Which produces the incorrect output like I posted above if you run that code in a Custom material node. The correct code they should be running (as found in Chapter 27 of GPU Gems 3) is this:

// Inputs to our custom node
float2 texCoord = UV;
float  depth = Depth;
float3  WorldPosition = AbsoluteWorldPosition;

/**
 Code From GPU Gems 3 - Chapter 27 Motion blur post processing effect:
 https://developer.nvidia.com/gpugems/gpugems3/part-iv-image-effects/chapter-27-motion-blur-post-processing-effect
*/

// Get the depth buffer value at this pixel.
float zOverW = depth;
// H is the viewport position at this pixel in the range -1 to 1.
float4 H = float4(texCoord.x * 2 - 1, (1 - texCoord.y) * 2 - 1, zOverW, 1);
// make homogeneous coords for world position
float4 worldPos = float4(WorldPosition, 1.0);

// Current viewport position
float4 currentPos = H;
// Use the world position, and transform by the previous view-projection matrix.
float4 previousPos = mul(worldPos, View.PrevViewProj);
// Convert to nonhomogeneous points [-1,1] by dividing by w.
previousPos /= previousPos.w;
// Use this frame's position and last frame's to compute the pixel velocity.
float2 velocity = (currentPos - previousPos)/2.f;

// return depth / 100.0 to convert from centimeters (UE4 coords) to
// meters
return float4(depth / 100.0, velocity.x, velocity.y, 1.0);

Note: the main thing they seem to be doing incorrectly is coverting between clip spaces of the two cameras when they should in fact be converting between view spaces of the two cameras.
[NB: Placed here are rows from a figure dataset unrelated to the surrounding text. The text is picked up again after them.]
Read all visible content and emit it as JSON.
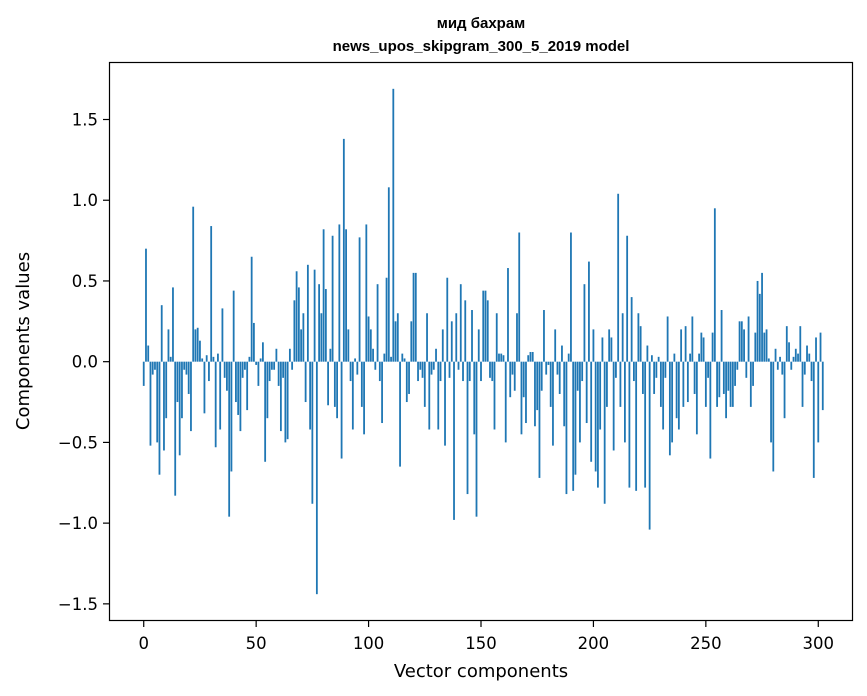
{
  "chart_data": {
    "type": "bar",
    "title_line1": "мид бахрам",
    "title_line2": "news_upos_skipgram_300_5_2019 model",
    "xlabel": "Vector components",
    "ylabel": "Components values",
    "xlim": [
      -15,
      315
    ],
    "ylim": [
      -1.6,
      1.85
    ],
    "xticks": [
      0,
      50,
      100,
      150,
      200,
      250,
      300
    ],
    "xtick_labels": [
      "0",
      "50",
      "100",
      "150",
      "200",
      "250",
      "300"
    ],
    "yticks": [
      -1.5,
      -1.0,
      -0.5,
      0.0,
      0.5,
      1.0,
      1.5
    ],
    "ytick_labels": [
      "−1.5",
      "−1.0",
      "−0.5",
      "0.0",
      "0.5",
      "1.0",
      "1.5"
    ],
    "bar_color": "#1f77b4",
    "grid": false,
    "values": [
      -0.15,
      0.7,
      0.1,
      -0.52,
      -0.08,
      -0.05,
      -0.5,
      -0.7,
      0.35,
      -0.55,
      -0.35,
      0.2,
      0.03,
      0.46,
      -0.83,
      -0.25,
      -0.58,
      -0.35,
      -0.05,
      -0.08,
      -0.2,
      -0.43,
      0.96,
      0.2,
      0.21,
      0.13,
      0.02,
      -0.32,
      0.04,
      -0.12,
      0.84,
      0.03,
      -0.53,
      0.05,
      -0.42,
      0.33,
      -0.1,
      -0.18,
      -0.96,
      -0.68,
      0.44,
      -0.25,
      -0.33,
      -0.43,
      -0.1,
      -0.05,
      -0.3,
      0.03,
      0.65,
      0.24,
      -0.02,
      -0.15,
      0.02,
      0.12,
      -0.62,
      -0.35,
      -0.12,
      -0.05,
      -0.05,
      0.08,
      -0.15,
      -0.43,
      -0.1,
      -0.5,
      -0.48,
      0.08,
      -0.05,
      0.38,
      0.56,
      0.46,
      0.2,
      0.3,
      -0.25,
      0.6,
      -0.42,
      -0.88,
      0.57,
      -1.44,
      0.48,
      0.3,
      0.82,
      0.45,
      -0.27,
      0.08,
      0.78,
      -0.28,
      -0.35,
      0.85,
      -0.6,
      1.38,
      0.82,
      0.2,
      -0.12,
      -0.42,
      0.02,
      -0.08,
      0.77,
      -0.28,
      -0.45,
      0.85,
      0.28,
      0.2,
      0.08,
      -0.05,
      0.48,
      -0.12,
      -0.38,
      0.05,
      0.52,
      1.08,
      0.03,
      1.69,
      0.25,
      0.3,
      -0.65,
      0.05,
      0.02,
      -0.25,
      -0.2,
      0.25,
      0.55,
      0.55,
      -0.12,
      -0.05,
      -0.1,
      -0.28,
      0.3,
      -0.42,
      -0.08,
      -0.05,
      0.08,
      -0.42,
      -0.12,
      0.2,
      -0.52,
      0.52,
      -0.1,
      0.25,
      -0.98,
      0.3,
      -0.05,
      0.48,
      -0.12,
      0.38,
      -0.82,
      -0.12,
      0.32,
      -0.45,
      -0.96,
      0.2,
      -0.12,
      0.44,
      0.44,
      0.38,
      -0.1,
      -0.12,
      -0.42,
      0.3,
      0.05,
      0.05,
      0.04,
      -0.5,
      0.58,
      -0.22,
      -0.08,
      -0.18,
      0.3,
      0.8,
      -0.45,
      -0.22,
      -0.38,
      0.04,
      0.06,
      0.06,
      -0.4,
      -0.3,
      -0.72,
      -0.18,
      0.32,
      -0.08,
      -0.02,
      -0.28,
      -0.52,
      0.2,
      -0.08,
      -0.2,
      0.1,
      -0.4,
      -0.82,
      0.05,
      0.8,
      -0.8,
      -0.7,
      -0.18,
      -0.5,
      -0.12,
      0.48,
      -0.38,
      0.62,
      -0.62,
      0.2,
      -0.68,
      -0.78,
      -0.42,
      0.15,
      -0.88,
      -0.28,
      0.2,
      0.15,
      -0.55,
      -0.1,
      1.04,
      -0.28,
      0.3,
      -0.5,
      0.78,
      -0.78,
      0.4,
      -0.12,
      -0.8,
      0.3,
      0.22,
      -0.2,
      -0.78,
      0.1,
      -1.04,
      0.04,
      -0.2,
      -0.1,
      0.03,
      -0.28,
      -0.42,
      -0.1,
      0.28,
      -0.58,
      -0.5,
      0.05,
      -0.35,
      -0.42,
      0.2,
      -0.28,
      0.22,
      -0.25,
      0.05,
      0.28,
      -0.2,
      -0.45,
      0.05,
      0.18,
      0.15,
      -0.28,
      -0.1,
      -0.6,
      0.18,
      0.95,
      -0.28,
      -0.22,
      0.32,
      -0.2,
      -0.35,
      -0.18,
      -0.28,
      -0.28,
      -0.15,
      -0.05,
      0.25,
      0.25,
      0.2,
      -0.1,
      0.28,
      -0.28,
      -0.15,
      0.18,
      0.5,
      0.42,
      0.55,
      0.18,
      0.2,
      0.02,
      -0.5,
      -0.68,
      0.08,
      -0.05,
      0.03,
      -0.08,
      -0.35,
      0.22,
      0.12,
      -0.05,
      0.03,
      0.08,
      0.05,
      0.22,
      -0.28,
      -0.08,
      0.1,
      0.05,
      -0.12,
      -0.72,
      0.15,
      -0.5,
      0.18,
      -0.3
    ]
  }
}
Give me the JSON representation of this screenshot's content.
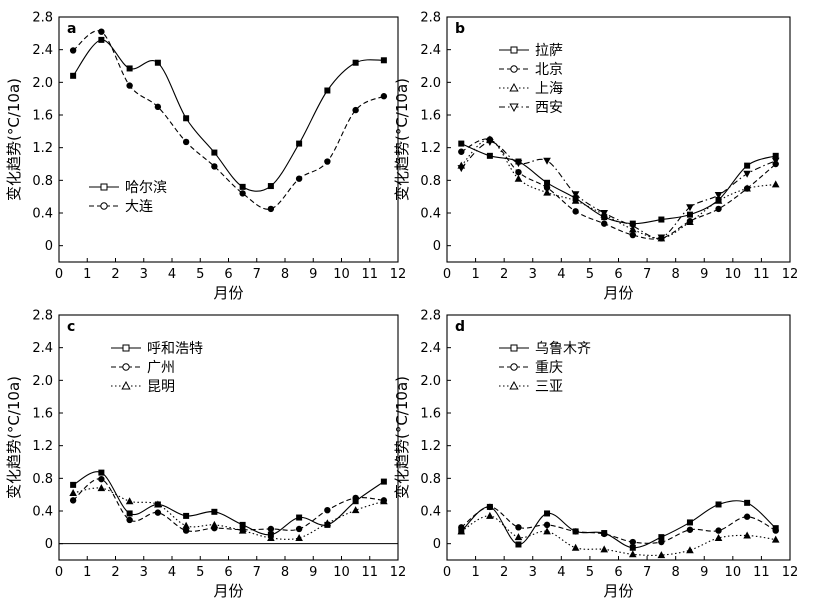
{
  "chart_data": [
    {
      "type": "line",
      "panel_label": "a",
      "xlabel": "月份",
      "ylabel": "变化趋势(°C/10a)",
      "xlim": [
        0,
        12
      ],
      "ylim": [
        -0.2,
        2.8
      ],
      "xticks": [
        0,
        1,
        2,
        3,
        4,
        5,
        6,
        7,
        8,
        9,
        10,
        11,
        12
      ],
      "yticks": [
        0,
        0.4,
        0.8,
        1.2,
        1.6,
        2.0,
        2.4,
        2.8
      ],
      "ytick_labels": [
        "0",
        "0.4",
        "0.8",
        "1.2",
        "1.6",
        "2.0",
        "2.4",
        "2.8"
      ],
      "zero_line": false,
      "legend_position": "bottom-left",
      "x": [
        0.5,
        1.5,
        2.5,
        3.5,
        4.5,
        5.5,
        6.5,
        7.5,
        8.5,
        9.5,
        10.5,
        11.5
      ],
      "series": [
        {
          "name": "哈尔滨",
          "marker": "square",
          "dash": "solid",
          "values": [
            2.08,
            2.52,
            2.17,
            2.24,
            1.56,
            1.14,
            0.72,
            0.73,
            1.25,
            1.9,
            2.24,
            2.27
          ]
        },
        {
          "name": "大连",
          "marker": "circle",
          "dash": "dashed",
          "values": [
            2.39,
            2.62,
            1.96,
            1.7,
            1.27,
            0.97,
            0.64,
            0.45,
            0.82,
            1.03,
            1.66,
            1.83
          ]
        }
      ]
    },
    {
      "type": "line",
      "panel_label": "b",
      "xlabel": "月份",
      "ylabel": "变化趋势(°C/10a)",
      "xlim": [
        0,
        12
      ],
      "ylim": [
        -0.2,
        2.8
      ],
      "xticks": [
        0,
        1,
        2,
        3,
        4,
        5,
        6,
        7,
        8,
        9,
        10,
        11,
        12
      ],
      "yticks": [
        0,
        0.4,
        0.8,
        1.2,
        1.6,
        2.0,
        2.4,
        2.8
      ],
      "ytick_labels": [
        "0",
        "0.4",
        "0.8",
        "1.2",
        "1.6",
        "2.0",
        "2.4",
        "2.8"
      ],
      "zero_line": false,
      "legend_position": "top-left",
      "x": [
        0.5,
        1.5,
        2.5,
        3.5,
        4.5,
        5.5,
        6.5,
        7.5,
        8.5,
        9.5,
        10.5,
        11.5
      ],
      "series": [
        {
          "name": "拉萨",
          "marker": "square",
          "dash": "solid",
          "values": [
            1.25,
            1.1,
            1.03,
            0.77,
            0.58,
            0.35,
            0.27,
            0.32,
            0.38,
            0.56,
            0.98,
            1.1
          ]
        },
        {
          "name": "北京",
          "marker": "circle",
          "dash": "dashed",
          "values": [
            1.15,
            1.3,
            0.9,
            0.71,
            0.42,
            0.27,
            0.13,
            0.09,
            0.3,
            0.45,
            0.7,
            1.0
          ]
        },
        {
          "name": "上海",
          "marker": "triangle-up",
          "dash": "dotted",
          "values": [
            0.98,
            1.3,
            0.82,
            0.65,
            0.55,
            0.38,
            0.2,
            0.09,
            0.29,
            0.55,
            0.7,
            0.75
          ]
        },
        {
          "name": "西安",
          "marker": "triangle-down",
          "dash": "dashdot",
          "values": [
            0.95,
            1.27,
            1.01,
            1.04,
            0.63,
            0.4,
            0.24,
            0.1,
            0.47,
            0.62,
            0.88,
            1.04
          ]
        }
      ]
    },
    {
      "type": "line",
      "panel_label": "c",
      "xlabel": "月份",
      "ylabel": "变化趋势(°C/10a)",
      "xlim": [
        0,
        12
      ],
      "ylim": [
        -0.2,
        2.8
      ],
      "xticks": [
        0,
        1,
        2,
        3,
        4,
        5,
        6,
        7,
        8,
        9,
        10,
        11,
        12
      ],
      "yticks": [
        0,
        0.4,
        0.8,
        1.2,
        1.6,
        2.0,
        2.4,
        2.8
      ],
      "ytick_labels": [
        "0",
        "0.4",
        "0.8",
        "1.2",
        "1.6",
        "2.0",
        "2.4",
        "2.8"
      ],
      "zero_line": true,
      "legend_position": "top-left",
      "x": [
        0.5,
        1.5,
        2.5,
        3.5,
        4.5,
        5.5,
        6.5,
        7.5,
        8.5,
        9.5,
        10.5,
        11.5
      ],
      "series": [
        {
          "name": "呼和浩特",
          "marker": "square",
          "dash": "solid",
          "values": [
            0.72,
            0.87,
            0.37,
            0.48,
            0.34,
            0.39,
            0.23,
            0.11,
            0.32,
            0.23,
            0.52,
            0.76
          ]
        },
        {
          "name": "广州",
          "marker": "circle",
          "dash": "dashed",
          "values": [
            0.53,
            0.79,
            0.29,
            0.38,
            0.16,
            0.19,
            0.17,
            0.18,
            0.18,
            0.41,
            0.56,
            0.53
          ]
        },
        {
          "name": "昆明",
          "marker": "triangle-up",
          "dash": "dotted",
          "values": [
            0.62,
            0.68,
            0.52,
            0.48,
            0.22,
            0.23,
            0.16,
            0.07,
            0.07,
            0.25,
            0.41,
            0.52
          ]
        }
      ]
    },
    {
      "type": "line",
      "panel_label": "d",
      "xlabel": "月份",
      "ylabel": "变化趋势(°C/10a)",
      "xlim": [
        0,
        12
      ],
      "ylim": [
        -0.2,
        2.8
      ],
      "xticks": [
        0,
        1,
        2,
        3,
        4,
        5,
        6,
        7,
        8,
        9,
        10,
        11,
        12
      ],
      "yticks": [
        0,
        0.4,
        0.8,
        1.2,
        1.6,
        2.0,
        2.4,
        2.8
      ],
      "ytick_labels": [
        "0",
        "0.4",
        "0.8",
        "1.2",
        "1.6",
        "2.0",
        "2.4",
        "2.8"
      ],
      "zero_line": false,
      "legend_position": "top-left",
      "x": [
        0.5,
        1.5,
        2.5,
        3.5,
        4.5,
        5.5,
        6.5,
        7.5,
        8.5,
        9.5,
        10.5,
        11.5
      ],
      "series": [
        {
          "name": "乌鲁木齐",
          "marker": "square",
          "dash": "solid",
          "values": [
            0.15,
            0.45,
            -0.01,
            0.37,
            0.15,
            0.13,
            -0.05,
            0.08,
            0.26,
            0.48,
            0.5,
            0.19
          ]
        },
        {
          "name": "重庆",
          "marker": "circle",
          "dash": "dashed",
          "values": [
            0.2,
            0.45,
            0.2,
            0.23,
            0.15,
            0.12,
            0.02,
            0.02,
            0.17,
            0.16,
            0.33,
            0.16
          ]
        },
        {
          "name": "三亚",
          "marker": "triangle-up",
          "dash": "dotted",
          "values": [
            0.15,
            0.34,
            0.08,
            0.15,
            -0.05,
            -0.07,
            -0.13,
            -0.14,
            -0.08,
            0.07,
            0.1,
            0.05
          ]
        }
      ]
    }
  ]
}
As can be seen in the discussion on this thread (specifically, this post )where I’ve been tracking my investigation into this issue, changing to this code in a custom node produces the correct velocity / motion vectors for the pixels in the scene. As i don’t see a ViewToPrevView function in FViewUniformShaderrParameters I will see what modifications to the engine are required to

  1. add ViewToPrevView convenience matrix, and
  2. update their velocity calculation code to produce correct data for the velocity texture.